I-Corps: Noninvasive Embryo Selection Technique
Texas Tech University Health Science Center, Lubbock TX
Investigators
Abstract
The broader impact/commercial potential of this I-Corps project will improve outcomes of assisted reproductive technologies by allowing a more effective method to select high quality embryos to transfer. Incorporating embryo transfer into livestock breeding programs to maximize superior genetic traits can be economically advantageous to producers. However, the only currently available means to select which embryo to transfer is subjective, invasive or expensive. As most livestock producers cannot justify the cost of these available methods into their programs, the transfer of dead and low quality embryos into recipients, which will never establish a pregnancy, is common.
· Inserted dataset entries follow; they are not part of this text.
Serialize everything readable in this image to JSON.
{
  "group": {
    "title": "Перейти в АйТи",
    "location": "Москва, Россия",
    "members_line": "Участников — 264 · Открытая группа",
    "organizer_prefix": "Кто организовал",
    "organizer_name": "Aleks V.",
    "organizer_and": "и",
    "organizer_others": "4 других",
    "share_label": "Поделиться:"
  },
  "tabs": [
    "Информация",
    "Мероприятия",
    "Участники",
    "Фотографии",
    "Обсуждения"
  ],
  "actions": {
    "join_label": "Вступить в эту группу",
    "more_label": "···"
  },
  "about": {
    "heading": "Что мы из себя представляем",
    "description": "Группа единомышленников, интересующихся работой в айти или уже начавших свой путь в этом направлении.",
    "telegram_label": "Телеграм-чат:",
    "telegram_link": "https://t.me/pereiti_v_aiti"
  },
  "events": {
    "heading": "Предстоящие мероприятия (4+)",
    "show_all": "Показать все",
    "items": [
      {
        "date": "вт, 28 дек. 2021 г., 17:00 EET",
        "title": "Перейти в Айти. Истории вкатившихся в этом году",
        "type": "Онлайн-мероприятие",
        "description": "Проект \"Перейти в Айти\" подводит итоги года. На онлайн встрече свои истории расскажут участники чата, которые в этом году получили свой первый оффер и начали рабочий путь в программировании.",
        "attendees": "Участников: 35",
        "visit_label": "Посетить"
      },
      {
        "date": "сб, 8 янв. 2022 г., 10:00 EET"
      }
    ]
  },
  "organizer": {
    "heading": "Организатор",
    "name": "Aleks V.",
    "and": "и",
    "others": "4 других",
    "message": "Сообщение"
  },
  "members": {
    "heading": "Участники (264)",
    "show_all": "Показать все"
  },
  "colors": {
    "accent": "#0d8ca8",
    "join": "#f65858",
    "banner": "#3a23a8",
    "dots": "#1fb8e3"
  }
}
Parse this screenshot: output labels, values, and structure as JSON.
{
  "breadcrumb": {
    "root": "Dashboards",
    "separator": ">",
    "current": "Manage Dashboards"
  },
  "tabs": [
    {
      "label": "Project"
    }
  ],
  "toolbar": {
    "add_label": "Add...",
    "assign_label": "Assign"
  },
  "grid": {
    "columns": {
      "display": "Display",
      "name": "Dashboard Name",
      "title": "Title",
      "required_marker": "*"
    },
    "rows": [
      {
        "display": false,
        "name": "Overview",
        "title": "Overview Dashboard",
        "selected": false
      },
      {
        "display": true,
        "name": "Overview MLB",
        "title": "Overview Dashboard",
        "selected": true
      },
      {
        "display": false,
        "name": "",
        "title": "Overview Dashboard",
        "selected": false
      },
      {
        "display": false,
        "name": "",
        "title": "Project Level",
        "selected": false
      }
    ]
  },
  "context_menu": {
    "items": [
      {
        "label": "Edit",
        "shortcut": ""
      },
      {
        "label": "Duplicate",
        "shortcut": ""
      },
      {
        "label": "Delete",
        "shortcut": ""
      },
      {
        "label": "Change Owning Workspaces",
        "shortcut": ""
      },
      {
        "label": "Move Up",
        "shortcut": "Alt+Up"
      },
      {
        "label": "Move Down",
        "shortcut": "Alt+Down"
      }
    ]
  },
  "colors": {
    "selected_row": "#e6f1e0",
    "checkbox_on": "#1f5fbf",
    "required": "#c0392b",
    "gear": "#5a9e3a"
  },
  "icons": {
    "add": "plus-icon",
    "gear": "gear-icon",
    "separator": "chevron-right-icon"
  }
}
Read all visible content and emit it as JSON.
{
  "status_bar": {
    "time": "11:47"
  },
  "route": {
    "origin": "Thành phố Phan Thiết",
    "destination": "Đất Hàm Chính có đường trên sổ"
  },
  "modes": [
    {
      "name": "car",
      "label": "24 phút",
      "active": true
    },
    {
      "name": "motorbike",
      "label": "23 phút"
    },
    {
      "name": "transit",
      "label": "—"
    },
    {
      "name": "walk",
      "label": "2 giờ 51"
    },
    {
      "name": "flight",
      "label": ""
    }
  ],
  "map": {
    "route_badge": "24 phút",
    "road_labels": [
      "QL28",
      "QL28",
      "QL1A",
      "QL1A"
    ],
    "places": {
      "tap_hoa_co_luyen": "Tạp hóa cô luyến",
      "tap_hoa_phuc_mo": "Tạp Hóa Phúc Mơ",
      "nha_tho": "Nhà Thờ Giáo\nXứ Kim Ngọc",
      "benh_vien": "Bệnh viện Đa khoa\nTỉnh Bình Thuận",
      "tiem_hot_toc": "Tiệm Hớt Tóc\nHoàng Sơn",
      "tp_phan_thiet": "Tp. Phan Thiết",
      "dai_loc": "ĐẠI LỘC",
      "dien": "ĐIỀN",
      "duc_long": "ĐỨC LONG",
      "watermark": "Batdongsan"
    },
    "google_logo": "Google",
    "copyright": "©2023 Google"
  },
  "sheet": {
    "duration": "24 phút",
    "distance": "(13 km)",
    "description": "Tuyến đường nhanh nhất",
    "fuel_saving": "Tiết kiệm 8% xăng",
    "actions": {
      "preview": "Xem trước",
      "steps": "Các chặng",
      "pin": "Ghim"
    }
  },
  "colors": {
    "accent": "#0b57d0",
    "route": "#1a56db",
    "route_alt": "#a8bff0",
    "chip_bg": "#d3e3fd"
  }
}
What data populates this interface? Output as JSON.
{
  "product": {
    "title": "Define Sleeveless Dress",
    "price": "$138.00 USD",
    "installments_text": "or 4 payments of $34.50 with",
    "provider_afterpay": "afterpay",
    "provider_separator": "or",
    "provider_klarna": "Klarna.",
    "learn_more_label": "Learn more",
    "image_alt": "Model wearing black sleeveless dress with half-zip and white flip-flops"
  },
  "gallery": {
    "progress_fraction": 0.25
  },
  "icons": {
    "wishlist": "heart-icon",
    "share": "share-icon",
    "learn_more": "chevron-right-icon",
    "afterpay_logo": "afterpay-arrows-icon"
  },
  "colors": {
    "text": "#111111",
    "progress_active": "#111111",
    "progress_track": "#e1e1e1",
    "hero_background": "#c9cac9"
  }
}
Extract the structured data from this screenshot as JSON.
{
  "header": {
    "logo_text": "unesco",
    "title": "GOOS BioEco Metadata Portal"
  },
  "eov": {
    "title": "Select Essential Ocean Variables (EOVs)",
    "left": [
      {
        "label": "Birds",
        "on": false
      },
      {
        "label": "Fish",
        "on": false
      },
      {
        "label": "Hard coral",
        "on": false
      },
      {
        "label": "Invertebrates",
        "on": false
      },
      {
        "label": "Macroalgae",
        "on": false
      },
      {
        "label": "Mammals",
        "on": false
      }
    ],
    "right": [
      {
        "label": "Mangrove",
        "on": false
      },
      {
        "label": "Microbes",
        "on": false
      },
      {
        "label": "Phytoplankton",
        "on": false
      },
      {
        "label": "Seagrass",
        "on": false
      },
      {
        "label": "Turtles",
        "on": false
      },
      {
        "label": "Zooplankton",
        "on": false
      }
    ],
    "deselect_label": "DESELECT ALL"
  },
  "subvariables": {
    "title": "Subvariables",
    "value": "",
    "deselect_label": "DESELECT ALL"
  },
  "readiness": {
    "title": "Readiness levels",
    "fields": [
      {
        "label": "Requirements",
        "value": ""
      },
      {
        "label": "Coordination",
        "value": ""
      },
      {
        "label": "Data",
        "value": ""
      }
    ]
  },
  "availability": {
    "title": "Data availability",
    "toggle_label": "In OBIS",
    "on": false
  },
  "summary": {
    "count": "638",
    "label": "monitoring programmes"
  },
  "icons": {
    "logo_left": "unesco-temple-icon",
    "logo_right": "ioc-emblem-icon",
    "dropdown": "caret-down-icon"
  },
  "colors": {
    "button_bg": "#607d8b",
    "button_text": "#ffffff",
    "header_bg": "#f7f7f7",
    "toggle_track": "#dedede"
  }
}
The technology developed with this project involves a noninvasive, cost-effective and quantitative method to select embryo viability and quality. Using this technology to select which embryo to transfer will result in increased pregnancy rates after embryo transfer. This technology will reduce costs spent on transferring non-viable embryos and caring for non-pregnant recipient animals. This technology also provides the only published method to select which embryos have survived cryopreservation. This I-Corps project can increase the efficiency of embryo transfer and cryopreservation of mammalian embryos in a livestock production setting. This I-Corps project investigates the commercial potential of research demonstrating early embryo growth potential can be determined by an embryos specific gravity. This I-Corps technology measures the rate of an embryos descent through a media filled chamber. The embryos descent rate provides insight to intracellular properties based on density of intracellular constituents, which cannot be estimated through standard embryo selection techniques. For example, a non-viable embryo has lost the ability of its membrane to regulate what enters and exits the cell. The cell will then move towards equilibrium with the media and water will enter the cell. This increases the cellular density of the dead embryo, and results in a faster descent time than the descent time of a live embryo. Studies have demonstrated the effectiveness of this technology to distinguish live from dead embryos in mouse zygotes, mouse cryopreserved blastocysts and cryopreserved sheep blastocysts. Additional studies have demonstrated the technology does not harm embryos, as embryos continue development and establish healthy pregnancies after measured with the specific gravity device.